The widespread treatment of hepatitis C virus (HCV) in the French HIV population notwithstanding, HCV is transmitting among HIV-positive men who have sex with men (MSM) in the nation at an increasing rate.
Publishing their findings in the journal AIDS, researchers studied 2012 to 2016 annual hep C testing data on 40,714 people living with HIV in France. Hep C test results were available for 38,217 (94 percent) of these individuals. A total of 5,557 (15 percent) had hep C according to the first available test result. By the end of 2016, 82 percent of those individuals had been cured of the virus.
Among 21,519 individuals whose first HCV test was negative and who received subsequent tests (during a cumulative 63,449 years of follow-up), 219 of them tested positive for hep C, including 188 MSM and 31 non-MSM. Among the 3,406 individuals who were cured of a previous hep C infection, 73 reinfections occurred, including 51 among MSM and 22 among non-MSM, during a cumulative 10,602 years of follow-up.

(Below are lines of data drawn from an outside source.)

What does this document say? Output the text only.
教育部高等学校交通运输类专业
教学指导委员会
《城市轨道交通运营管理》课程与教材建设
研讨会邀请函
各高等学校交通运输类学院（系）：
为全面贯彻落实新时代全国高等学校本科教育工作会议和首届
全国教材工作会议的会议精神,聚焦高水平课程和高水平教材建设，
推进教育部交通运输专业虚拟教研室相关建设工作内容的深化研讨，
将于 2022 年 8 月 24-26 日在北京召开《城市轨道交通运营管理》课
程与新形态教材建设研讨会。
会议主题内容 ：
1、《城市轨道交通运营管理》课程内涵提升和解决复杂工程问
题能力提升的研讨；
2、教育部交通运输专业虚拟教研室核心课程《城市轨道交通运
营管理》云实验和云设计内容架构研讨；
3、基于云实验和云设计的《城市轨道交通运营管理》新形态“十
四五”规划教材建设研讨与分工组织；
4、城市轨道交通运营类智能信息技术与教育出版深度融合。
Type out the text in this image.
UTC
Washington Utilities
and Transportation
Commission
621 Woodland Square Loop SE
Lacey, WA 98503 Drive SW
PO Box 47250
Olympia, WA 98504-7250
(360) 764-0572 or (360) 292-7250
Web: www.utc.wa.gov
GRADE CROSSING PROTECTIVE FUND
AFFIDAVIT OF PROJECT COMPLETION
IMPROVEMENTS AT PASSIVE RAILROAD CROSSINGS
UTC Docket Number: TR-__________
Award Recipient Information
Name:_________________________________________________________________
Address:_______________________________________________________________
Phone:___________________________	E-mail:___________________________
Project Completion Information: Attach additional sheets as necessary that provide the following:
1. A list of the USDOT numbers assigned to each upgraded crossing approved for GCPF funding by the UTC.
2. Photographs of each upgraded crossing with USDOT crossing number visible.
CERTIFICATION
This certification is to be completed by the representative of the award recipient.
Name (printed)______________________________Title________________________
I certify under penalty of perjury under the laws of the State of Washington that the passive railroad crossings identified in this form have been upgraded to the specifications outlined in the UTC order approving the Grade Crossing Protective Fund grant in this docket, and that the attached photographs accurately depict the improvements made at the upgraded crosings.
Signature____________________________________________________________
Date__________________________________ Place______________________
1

Between 2012 and 2016, the annual rate of diagnosis of a first HCV infection among the study population rose from 5 to 9.2 diagnoses per 1,000 cumulative years of follow-up. During that period, the annual rate of diagnosis of a hep C reinfection remained generally stable, ranging between 25.2 and 29 diagnoses per 1,000 cumulative years of follow-up.
The study authors concluded that members of a subgroup of HIV-positive MSM are engaging in practices that put them at risk for reinfection with HCV following their first cure of that virus.